Adapted from The Chemical Carousel: What Science Tells Us About Beating Addiction by Dirk Hanson © 2008.

Graphics Credit: http://www.drugabuse.gov

Alcoholism: The Genetic Puzzle (Cont.)

Type 1s and Type 2s

The alcoholics in the Cloninger-Bohman studies fell into two distinct categories. Type 1, the more common form, developed gradually, later in life, and did not necessarily require structured intervention. Type 1 alcoholic men did not always experience the dramatic declines in health and personal circumstances so characteristic of acute alcoholism. These people sometimes straddled the line between alcoholism and “problem drinking.” For Type 1 alcoholics, the genetic inheritance was more like a latent tendency; a propensity that did not automatically show up in every case. It was as if some environmental triggering mechanism, some outside set of circumstances, was required for the inheritance to express itself.

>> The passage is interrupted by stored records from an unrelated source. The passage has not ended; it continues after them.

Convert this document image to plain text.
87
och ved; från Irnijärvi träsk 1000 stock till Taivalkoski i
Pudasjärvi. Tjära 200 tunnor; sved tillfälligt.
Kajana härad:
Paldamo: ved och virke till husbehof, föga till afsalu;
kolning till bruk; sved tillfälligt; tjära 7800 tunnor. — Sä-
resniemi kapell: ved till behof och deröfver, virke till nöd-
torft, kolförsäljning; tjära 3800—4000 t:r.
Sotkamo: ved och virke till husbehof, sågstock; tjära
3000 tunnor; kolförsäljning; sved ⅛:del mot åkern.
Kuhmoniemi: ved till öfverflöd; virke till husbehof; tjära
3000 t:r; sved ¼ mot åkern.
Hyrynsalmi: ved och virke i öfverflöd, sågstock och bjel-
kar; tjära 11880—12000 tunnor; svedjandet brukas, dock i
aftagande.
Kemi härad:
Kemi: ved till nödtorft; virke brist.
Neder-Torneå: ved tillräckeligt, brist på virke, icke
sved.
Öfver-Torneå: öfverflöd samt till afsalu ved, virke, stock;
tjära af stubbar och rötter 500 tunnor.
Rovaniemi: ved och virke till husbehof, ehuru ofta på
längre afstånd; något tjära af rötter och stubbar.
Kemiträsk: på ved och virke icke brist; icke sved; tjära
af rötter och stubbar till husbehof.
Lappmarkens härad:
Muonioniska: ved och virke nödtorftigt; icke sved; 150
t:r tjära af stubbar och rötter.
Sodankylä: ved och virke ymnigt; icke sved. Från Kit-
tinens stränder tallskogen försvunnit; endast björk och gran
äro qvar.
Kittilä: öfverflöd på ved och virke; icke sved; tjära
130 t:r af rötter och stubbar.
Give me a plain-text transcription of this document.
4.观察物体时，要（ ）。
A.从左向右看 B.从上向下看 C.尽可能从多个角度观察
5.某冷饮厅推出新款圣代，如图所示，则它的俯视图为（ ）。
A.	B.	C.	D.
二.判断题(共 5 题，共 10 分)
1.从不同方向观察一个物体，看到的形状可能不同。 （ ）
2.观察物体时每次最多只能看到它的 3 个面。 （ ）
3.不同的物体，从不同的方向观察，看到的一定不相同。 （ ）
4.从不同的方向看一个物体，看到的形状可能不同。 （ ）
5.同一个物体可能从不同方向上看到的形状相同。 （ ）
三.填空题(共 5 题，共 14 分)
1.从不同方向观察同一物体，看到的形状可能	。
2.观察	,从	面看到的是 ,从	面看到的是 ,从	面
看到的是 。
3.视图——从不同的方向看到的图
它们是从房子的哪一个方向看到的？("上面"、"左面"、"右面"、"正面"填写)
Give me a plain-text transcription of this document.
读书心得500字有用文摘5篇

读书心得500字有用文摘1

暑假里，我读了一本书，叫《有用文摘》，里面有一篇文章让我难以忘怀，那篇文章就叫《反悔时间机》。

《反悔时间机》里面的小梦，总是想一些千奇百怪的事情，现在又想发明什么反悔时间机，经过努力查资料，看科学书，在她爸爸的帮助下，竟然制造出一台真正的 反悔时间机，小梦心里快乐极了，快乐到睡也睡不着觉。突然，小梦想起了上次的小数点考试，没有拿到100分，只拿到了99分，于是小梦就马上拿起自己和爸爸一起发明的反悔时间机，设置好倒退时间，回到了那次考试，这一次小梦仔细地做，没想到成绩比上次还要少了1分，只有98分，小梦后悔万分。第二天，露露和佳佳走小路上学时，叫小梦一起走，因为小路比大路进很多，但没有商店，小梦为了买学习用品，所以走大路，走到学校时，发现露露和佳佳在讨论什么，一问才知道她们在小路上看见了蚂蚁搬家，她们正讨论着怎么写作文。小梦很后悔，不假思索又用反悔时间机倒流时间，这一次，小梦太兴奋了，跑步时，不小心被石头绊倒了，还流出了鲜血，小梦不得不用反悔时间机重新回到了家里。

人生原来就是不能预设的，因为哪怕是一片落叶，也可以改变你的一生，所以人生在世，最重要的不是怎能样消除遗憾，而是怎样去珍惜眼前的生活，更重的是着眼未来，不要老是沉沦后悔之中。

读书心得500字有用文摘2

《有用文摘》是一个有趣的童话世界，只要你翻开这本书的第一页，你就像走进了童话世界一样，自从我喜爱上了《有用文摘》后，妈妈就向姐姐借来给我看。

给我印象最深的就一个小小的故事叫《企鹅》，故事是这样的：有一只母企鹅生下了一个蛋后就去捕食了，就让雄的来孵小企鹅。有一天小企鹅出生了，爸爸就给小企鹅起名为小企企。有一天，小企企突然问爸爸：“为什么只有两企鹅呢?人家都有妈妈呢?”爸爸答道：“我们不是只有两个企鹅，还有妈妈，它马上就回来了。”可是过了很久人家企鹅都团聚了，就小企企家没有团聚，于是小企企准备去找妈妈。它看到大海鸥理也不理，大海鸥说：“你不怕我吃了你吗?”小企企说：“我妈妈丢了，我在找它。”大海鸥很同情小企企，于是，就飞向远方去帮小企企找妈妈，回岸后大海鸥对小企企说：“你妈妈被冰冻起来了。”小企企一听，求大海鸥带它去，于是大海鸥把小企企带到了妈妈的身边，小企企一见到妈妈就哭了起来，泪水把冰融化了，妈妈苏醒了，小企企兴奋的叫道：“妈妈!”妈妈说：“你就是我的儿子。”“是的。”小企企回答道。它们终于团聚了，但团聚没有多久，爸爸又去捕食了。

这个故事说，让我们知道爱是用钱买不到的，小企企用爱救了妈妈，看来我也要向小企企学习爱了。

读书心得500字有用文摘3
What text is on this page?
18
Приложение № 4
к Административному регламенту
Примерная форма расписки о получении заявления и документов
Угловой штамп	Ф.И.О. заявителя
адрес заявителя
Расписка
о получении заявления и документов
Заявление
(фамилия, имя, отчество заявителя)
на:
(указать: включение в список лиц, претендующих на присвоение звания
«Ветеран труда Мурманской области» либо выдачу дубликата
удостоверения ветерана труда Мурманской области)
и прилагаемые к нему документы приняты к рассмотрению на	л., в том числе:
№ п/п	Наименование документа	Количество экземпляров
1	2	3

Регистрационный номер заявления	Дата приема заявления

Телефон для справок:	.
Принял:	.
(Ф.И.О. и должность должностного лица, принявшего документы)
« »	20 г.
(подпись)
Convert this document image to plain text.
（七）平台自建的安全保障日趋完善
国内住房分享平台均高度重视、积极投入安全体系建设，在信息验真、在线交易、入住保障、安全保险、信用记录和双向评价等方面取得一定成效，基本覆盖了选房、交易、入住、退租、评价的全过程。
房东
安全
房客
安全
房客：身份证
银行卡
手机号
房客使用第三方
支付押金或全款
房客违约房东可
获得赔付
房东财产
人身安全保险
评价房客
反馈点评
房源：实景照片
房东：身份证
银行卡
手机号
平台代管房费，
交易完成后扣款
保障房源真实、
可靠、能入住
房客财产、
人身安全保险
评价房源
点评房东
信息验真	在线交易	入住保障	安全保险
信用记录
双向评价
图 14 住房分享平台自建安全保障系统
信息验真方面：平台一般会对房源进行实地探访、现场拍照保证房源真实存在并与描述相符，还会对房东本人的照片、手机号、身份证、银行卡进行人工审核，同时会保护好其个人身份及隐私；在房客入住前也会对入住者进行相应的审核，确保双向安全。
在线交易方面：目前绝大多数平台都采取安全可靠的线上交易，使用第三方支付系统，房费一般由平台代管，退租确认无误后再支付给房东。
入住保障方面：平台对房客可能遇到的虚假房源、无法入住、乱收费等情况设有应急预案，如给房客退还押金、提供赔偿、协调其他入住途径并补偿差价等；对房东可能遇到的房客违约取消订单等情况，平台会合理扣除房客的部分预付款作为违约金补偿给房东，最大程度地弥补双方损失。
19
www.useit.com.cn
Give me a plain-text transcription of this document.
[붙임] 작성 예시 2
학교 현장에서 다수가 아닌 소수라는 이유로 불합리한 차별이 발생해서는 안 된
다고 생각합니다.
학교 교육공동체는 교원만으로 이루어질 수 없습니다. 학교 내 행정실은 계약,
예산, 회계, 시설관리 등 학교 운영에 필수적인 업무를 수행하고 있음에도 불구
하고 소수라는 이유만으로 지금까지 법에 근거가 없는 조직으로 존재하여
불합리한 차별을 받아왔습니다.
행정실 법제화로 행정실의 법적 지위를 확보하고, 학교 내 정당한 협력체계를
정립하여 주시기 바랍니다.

Type 2 alcoholism was a different story altogether. It was bad business from the start; a very unlucky roll of the dice indeed. Type 2 alcoholics were in serious trouble starting with their first taste of liquor during adolescence. Their condition worsened with horrifying speed. They frequently had a history of violent and antisocial behavior, and they often ended up in prison. They were rarely able to hold down normal jobs or sustain workable marriages for long. Type 2s, also known as “familial” or “violent” alcoholics, were even more likely to have had an alcoholic parent. They were, in short, severely addicted to alcohol.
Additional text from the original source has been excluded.